A SGE poderá também afetar o abastecimento de água
Podemos também especular sobre as necessidades de água criadas pelo SGE, que poderiam refletir os vastos aumentos no consumo de água dos centros de dados atribuídos à indústria de IA generativa.
De acordo com relatórios ambientais recentes da Microsoft, o consumo de água tem aumentou até 50% em algumas regiões, com o consumo de água do centro de dados de Las Vegas a duplicar desde 2022. Os relatórios da Google também registaram um aumento de 20% nas despesas de água dos centros de dados em 2023, em comparação com 2022.
Ren atribui a maior parte deste crescimento à IA, afirmando: "É justo dizer que a maior parte do crescimento se deve à IA, incluindo o forte investimento da Microsoft em IA generativa e a parceria com a OpenAI."
Ren calculou que cada interação com o ChatGPT, que consiste em 5 a 50 mensagens, consome uns impressionantes 500 ml de água.
Num papel publicado em 2023, a equipa de Ren escreveu: "A procura global de IA pode ser responsável por 4,2 - 6,6 mil milhões de metros cúbicos de captação de água em 2027, o que é mais do que a captação anual total de água de 4 - 6 Dinamarca ou metade do Reino Unido".
Utilizando a investigação de Ren, podemos criar alguns cálculos de guardanapo sobre a forma como o SGE da Google pode ser considerado nestas previsões.
Digamos que a Google processa uma média de 8,5 mil milhões de pesquisas diárias em todo o mundo. Partindo do princípio de que mesmo uma fração destas pesquisas, digamos 10%, utiliza o SGE e gera respostas baseadas em IA com uma média de 50 palavras por resposta, o consumo de água pode ser fenomenal.

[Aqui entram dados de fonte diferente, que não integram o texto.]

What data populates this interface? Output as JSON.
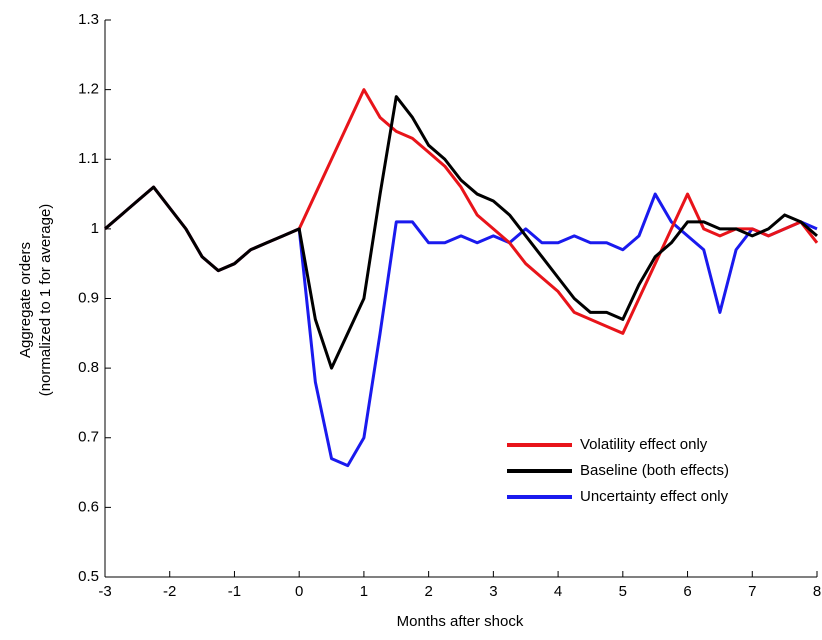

Utilizando a estimativa de Ren de 500 mililitros de água por cada 5 a 50 pedidos (digamos, uma única sessão no Google SGE), podemos calcular aproximadamente que 850 milhões de pesquisas efectuadas com o SGE (10% das pesquisas diárias do Google) consumiriam cerca de 425 milhões de litros de água por dia.
Isto é equivalente ao diário consumo de água de uma cidade com uma população de mais de 2,5 milhões de pessoas.
Na realidade, o consumo real de água pode variar em função de factores como a eficiência dos centros de dados da Google e a implementação e escala específicas do SGE.
No entanto, é muito razoável especular que o SGE e outras formas de pesquisa de IA irão aumentar ainda mais a utilização de recursos de IA.
Serão as experiências globais de IA como a SGE sustentáveis a uma escala maciça? Estão em jogo inúmeros factores, mas não será fácil.